The Tiara case itself was not particularly novel. The Tiara Condo Association used Marsh & McLennon as its insurance broker. Marsh procured a property insurance policy for the Association with a $50 million coverage limit. The Association's property was substantially damaged in 2004 by two hurricanes, and the Association filed claims. Marsh (apparently) assured the Association that the policy had a "per occurrence" coverage of $50 million, such that the Association would have as much as $100 million in coverage because the damages had been sustained in two hurricanes. The Association therefore proceeded with extensive repairs, and presented a substantial claim to its insurer.
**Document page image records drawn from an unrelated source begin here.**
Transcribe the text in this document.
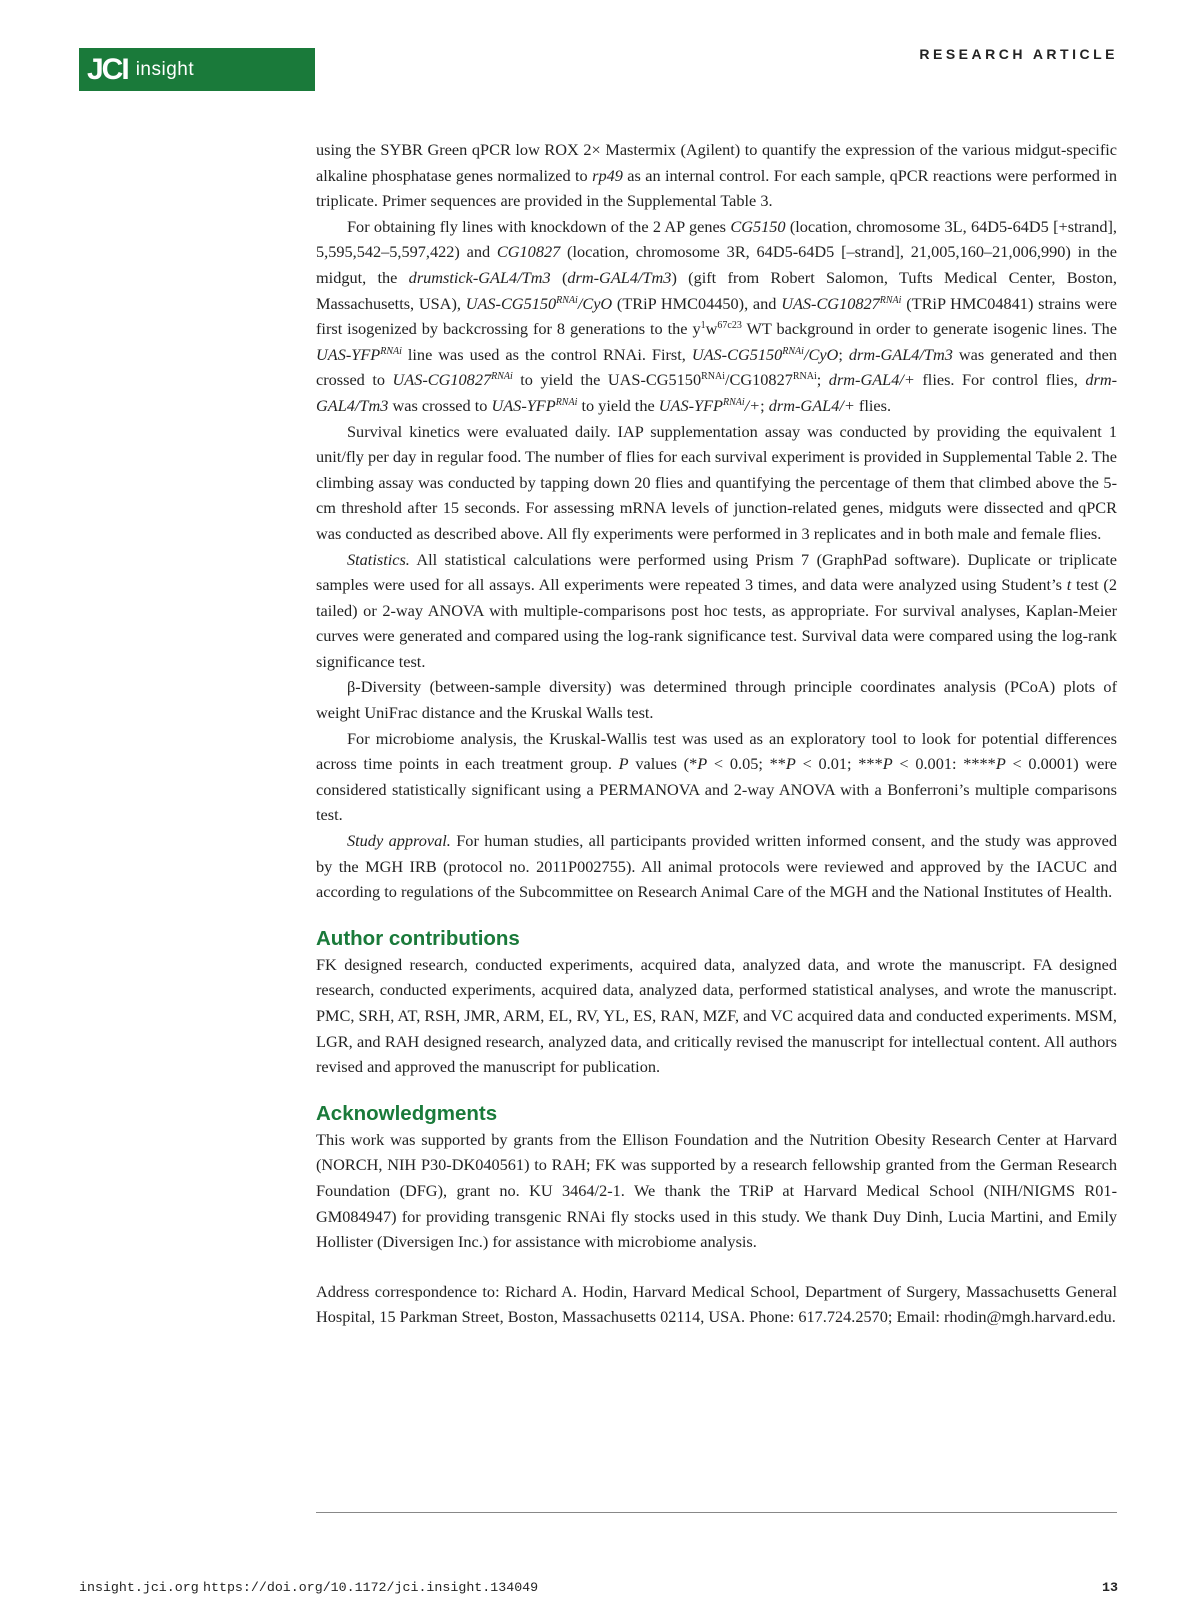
JCI insight
RESEARCH ARTICLE

using the SYBR Green qPCR low ROX 2× Mastermix (Agilent) to quantify the expression of the various midgut-specific alkaline phosphatase genes normalized to rp49 as an internal control. For each sample, qPCR reactions were performed in triplicate. Primer sequences are provided in the Supplemental Table 3.

For obtaining fly lines with knockdown of the 2 AP genes CG5150 (location, chromosome 3L, 64D5-64D5 [+strand], 5,595,542–5,597,422) and CG10827 (location, chromosome 3R, 64D5-64D5 [–strand], 21,005,160–21,006,990) in the midgut, the drumstick-GAL4/Tm3 (drm-GAL4/Tm3) (gift from Robert Salomon, Tufts Medical Center, Boston, Massachusetts, USA), UAS-$CG5150^{RNAi}$/CyO (TRiP HMC04450), and UAS-$CG10827^{RNAi}$ (TRiP HMC04841) strains were first isogenized by backcrossing for 8 generations to the $y^1w^{67c23}$ WT background in order to generate isogenic lines. The UAS-$YFP^{RNAi}$ line was used as the control RNAi. First, UAS-$CG5150^{RNAi}$/CyO; drm-GAL4/Tm3 was generated and then crossed to UAS-$CG10827^{RNAi}$ to yield the UAS-$CG5150^{RNAi}/CG10827^{RNAi}$; drm-GAL4/+ flies. For control flies, drm-GAL4/Tm3 was crossed to UAS-$YFP^{RNAi}$ to yield the UAS-$YFP^{RNAi}/+$; drm-GAL4/+ flies.

Survival kinetics were evaluated daily. IAP supplementation assay was conducted by providing the equivalent 1 unit/fly per day in regular food. The number of flies for each survival experiment is provided in Supplemental Table 2. The climbing assay was conducted by tapping down 20 flies and quantifying the percentage of them that climbed above the 5-cm threshold after 15 seconds. For assessing mRNA levels of junction-related genes, midguts were dissected and qPCR was conducted as described above. All fly experiments were performed in 3 replicates and in both male and female flies.

Statistics. All statistical calculations were performed using Prism 7 (GraphPad software). Duplicate or triplicate samples were used for all assays. All experiments were repeated 3 times, and data were analyzed using Student’s t test (2 tailed) or 2-way ANOVA with multiple-comparisons post hoc tests, as appropriate. For survival analyses, Kaplan-Meier curves were generated and compared using the log-rank significance test. Survival data were compared using the log-rank significance test.

β-Diversity (between-sample diversity) was determined through principle coordinates analysis (PCoA) plots of weight UniFrac distance and the Kruskal Walls test.

For microbiome analysis, the Kruskal-Wallis test was used as an exploratory tool to look for potential differences across time points in each treatment group. P values (*P < 0.05; **P < 0.01; ***P < 0.001: ****P < 0.0001) were considered statistically significant using a PERMANOVA and 2-way ANOVA with a Bonferroni’s multiple comparisons test.

Study approval. For human studies, all participants provided written informed consent, and the study was approved by the MGH IRB (protocol no. 2011P002755). All animal protocols were reviewed and approved by the IACUC and according to regulations of the Subcommittee on Research Animal Care of the MGH and the National Institutes of Health.

Author contributions

FK designed research, conducted experiments, acquired data, analyzed data, and wrote the manuscript. FA designed research, conducted experiments, acquired data, analyzed data, performed statistical analyses, and wrote the manuscript. PMC, SRH, AT, RSH, JMR, ARM, EL, RV, YL, ES, RAN, MZF, and VC acquired data and conducted experiments. MSM, LGR, and RAH designed research, analyzed data, and critically revised the manuscript for intellectual content. All authors revised and approved the manuscript for publication.

Acknowledgments

This work was supported by grants from the Ellison Foundation and the Nutrition Obesity Research Center at Harvard (NORCH, NIH P30-DK040561) to RAH; FK was supported by a research fellowship granted from the German Research Foundation (DFG), grant no. KU 3464/2-1. We thank the TRiP at Harvard Medical School (NIH/NIGMS R01-GM084947) for providing transgenic RNAi fly stocks used in this study. We thank Duy Dinh, Lucia Martini, and Emily Hollister (Diversigen Inc.) for assistance with microbiome analysis.

Address correspondence to: Richard A. Hodin, Harvard Medical School, Department of Surgery, Massachusetts General Hospital, 15 Parkman Street, Boston, Massachusetts 02114, USA. Phone: 617.724.2570; Email: rhodin@mgh.harvard.edu.

insight.jci.org https://doi.org/10.1172/jci.insight.134049	13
The insurer took the position that the coverage was limited to $50 million in the aggregate. The Association settled with the insurer, resulting in a net loss (to the Association) of approximately $11 million. The Association then sued Marsh (in federal court) on a variety of theories, both tort- and contract-based.
The federal district court dismissed all of the claims against Marsh. The Eleventh Circuit upheld the dismissal of most of the claims, but certified a question to Florida's Supreme Court: did Florida's version of the economic loss rule bar the Association's tort-based claims, or does an insurance broker fall within the "professional services" exception to the economic loss rule that Florida has created, such that the Association's claims would not be barred?
The certified question touched on an issue that has long been a sore spot for designers in Florida. The Florida courts have long held that negligence actions against "professionals" (including both architects and engineers) are not barred by the economic loss rule. Therefore, in Florida, it has long been common for subcontractors and suppliers to bring claims against designers arising out of alleged errors and omissions in the plans and specs.
The Florida Supreme Court's answer to the Eleventh Circuit's certified question will allow many other industries to feel designers' pain. For, after a long analysis of the origins and evolution of Florida's economic loss rule, the Florida Supreme Court concluded:
"Having reviewed the origin and original purpose of the economic loss rule, and what has been described as the unprincipled extension of the rule, we now take this final step and hold that the economic loss rule applies only in the products liability context. We thus recede from our prior rulings to the extent that they have applied the economic loss rule to cases other than products liability."
It is not the author's place to comment on the effects this holding will have in other industries in Florida. But it is certainly the case that there will be impacts in the construction industry. Third-tier subcontractors who feel that the prime contractor's project management caused the cost of their work to increase can now sue the prime contractor directly. If the prime defends by saying that it was the owner's fault, the third-tier subcontractor can sue the owner directly--not as a pass-through claim, but in its own name and right. Designers may also be equipped with a sword of their own: imagine a dispute about whether a submitted product meets the design. The designer says no and rejects the submittal. The subcontractor sues for the higher cost of the approved product. The designer should now be able to counterclaim for its own administrative time and effort dealing with the wrongful product submission.
It will take some time to see what the impact truly is. But the warm, wet Southeast may start to resemble the high and dry Wild, Wild West of yore when disputes break out on construction projects.